AI answers in Google search were inaccurate in every tenth case
AI responses in Google search were inaccurate in one out of ten cases
The New York Times ran a piece saying Google’s built‑in AI summaries return incorrect info roughly 1 in 10 times — a rate that, given Google’s reach, could translate to tens of millions of wrong answers per hour.
A startup called Oumi ran the tests (using the SimpleQA benchmark) at the paper’s request. They fed the Gemini model more than 4,000 queries and found accuracy climbed from 85% in Gemini 2 to 91% in Gemini 3 — still a noticeable error floor. Gemini 2 (85%) vs. Gemini 3 (91%), to put it plainly.
Google pushed back, arguing such benchmarks don’t mirror real user behavior. Its own internal checks, however, reportedly show the model — i.e., Gemini operating without web search — makes mistakes in about 28% of cases.
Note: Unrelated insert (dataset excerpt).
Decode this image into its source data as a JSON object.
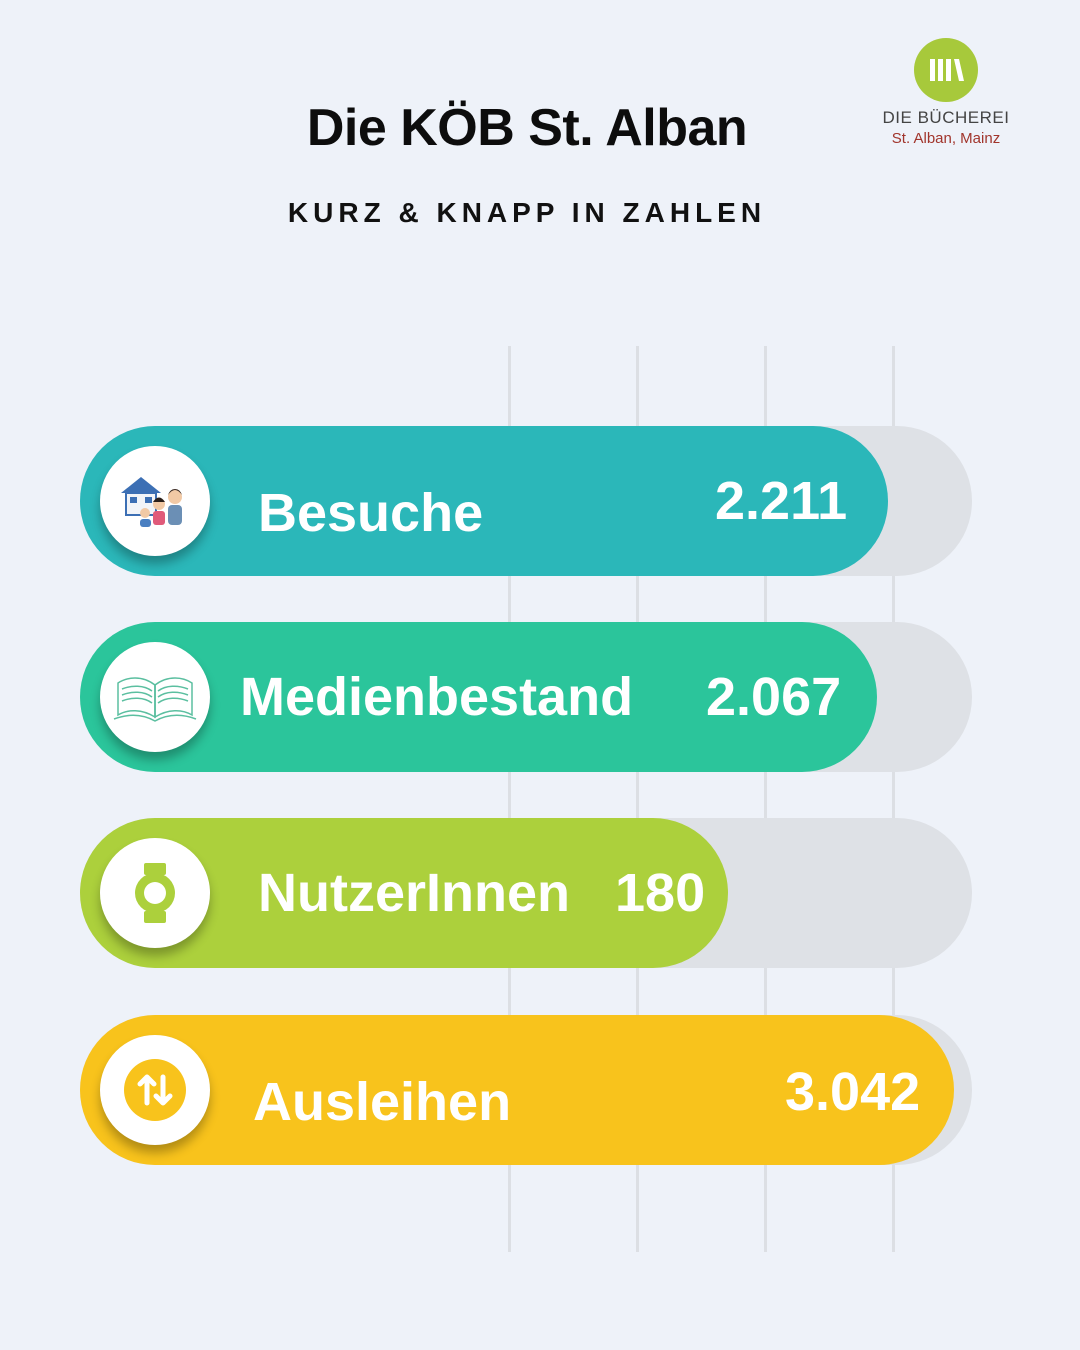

There’s another wrinkle: answers sometimes don’t line up with the links the system provides. The AI will cite sources (e.g., news articles, webpages) and those sources can contradict the summary; after a February update that mismatch rose from 37% to 56%.
Researchers also highlighted how the system can be gamed. In one example a BBC journalist published false claims and the next day those falsehoods appeared in Google’s answers. That’s manipulation in practice, not just theory.
Companies are not blind to the risk. Microsoft flags possible errors in Copilot, and other developers advise users to double‑check results (i.e., don’t take everything at face value). At scale, a 10% error rate is more than a statistic — it’s a practical problem that keeps getting harder to ignore.